Crônica: Entre prateleiras

Foto: Tom Werner / Getty Images

Crônica: Entre prateleiras

Ela decidiu que iria enfrentar a sexta-feira com empenho e bom-humor. Iria ao supermercado fazer as compras do mês sabendo, de antemão, que voltaria para casa apenas com um-terço do planejado. Sua cota mensal não lhe daria nenhuma alegria e alívio. Iogurte, chocolate e azeite de oliva, nem pensar.

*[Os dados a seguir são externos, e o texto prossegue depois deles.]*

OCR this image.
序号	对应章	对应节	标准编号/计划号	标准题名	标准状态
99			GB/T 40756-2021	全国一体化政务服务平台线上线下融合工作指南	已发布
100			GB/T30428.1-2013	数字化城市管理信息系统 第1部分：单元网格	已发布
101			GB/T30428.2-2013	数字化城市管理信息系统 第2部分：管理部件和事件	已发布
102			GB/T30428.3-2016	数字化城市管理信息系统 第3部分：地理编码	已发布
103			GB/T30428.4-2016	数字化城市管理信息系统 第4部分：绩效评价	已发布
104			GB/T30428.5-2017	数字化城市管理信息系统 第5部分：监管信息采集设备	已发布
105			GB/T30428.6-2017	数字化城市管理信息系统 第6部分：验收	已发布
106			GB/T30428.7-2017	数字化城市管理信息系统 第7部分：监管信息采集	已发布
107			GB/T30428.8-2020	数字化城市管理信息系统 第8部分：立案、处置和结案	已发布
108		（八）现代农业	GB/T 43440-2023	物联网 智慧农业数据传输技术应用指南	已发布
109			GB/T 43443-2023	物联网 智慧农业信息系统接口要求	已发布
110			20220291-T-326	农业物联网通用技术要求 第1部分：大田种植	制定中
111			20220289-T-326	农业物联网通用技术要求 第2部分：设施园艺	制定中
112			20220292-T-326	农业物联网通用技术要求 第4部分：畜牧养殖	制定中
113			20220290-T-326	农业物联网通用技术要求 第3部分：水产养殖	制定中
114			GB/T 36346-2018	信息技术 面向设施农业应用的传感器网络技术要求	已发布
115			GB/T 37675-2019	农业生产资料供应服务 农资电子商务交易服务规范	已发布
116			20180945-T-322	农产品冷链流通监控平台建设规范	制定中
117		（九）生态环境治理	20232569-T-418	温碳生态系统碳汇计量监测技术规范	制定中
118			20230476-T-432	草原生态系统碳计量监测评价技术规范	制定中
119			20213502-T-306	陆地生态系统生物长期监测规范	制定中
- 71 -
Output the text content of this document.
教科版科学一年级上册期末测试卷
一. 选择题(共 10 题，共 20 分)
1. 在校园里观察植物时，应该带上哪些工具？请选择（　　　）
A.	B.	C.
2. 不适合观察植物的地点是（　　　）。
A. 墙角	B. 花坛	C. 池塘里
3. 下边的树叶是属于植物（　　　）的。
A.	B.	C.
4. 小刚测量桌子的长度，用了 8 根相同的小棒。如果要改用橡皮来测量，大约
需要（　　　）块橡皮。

Maria é uma dona de casa a pulso. E uma cozinheira incrível: queima até água. Foi o que informou à sua vizinha de fila para o caixa, Laura. Ela lhe disse que não gosta de ir às compras nas sextas porque parece que todos têm a mesma ideia. Reclamaram ambas da artrose, dos preços e do tamanho da fila, e comentaram as últimas notícias. A vizinha tem uma prima que mora na Venezuela e lhe enviou mensagem dizendo que o país está caótico. Lojas fechadas, supermercados de prateleiras vazias, tumulto nas ruas, inúmeros presos e mortos também. Comentaram sobre as perdas dos líderes palestinos, mas, principalmente, dos assassinatos das crianças. Laura parece não ver saída para nenhum dos países. E acha que, no Oriente Médio, o Hamas começou tudo, ano passado.


Foi quando a moça atrás de Maria entrou no assunto: “O Hamas é o povo palestino em armas. Foi eleito pelos palestinos para liderar e acabar com uma invasão e exploração de quase 80 anos, dar um fim à ocupação e opressão coloniais”. Laura divergiu e começaram a discutir. “Política e religião não merecem discussão”, pontuou um senhor de óculos. “E a Ucrânia?”, perguntou Maria. “O que acham?”. A discussão se tornou mais animada. “E o nosso país?” continuou ela.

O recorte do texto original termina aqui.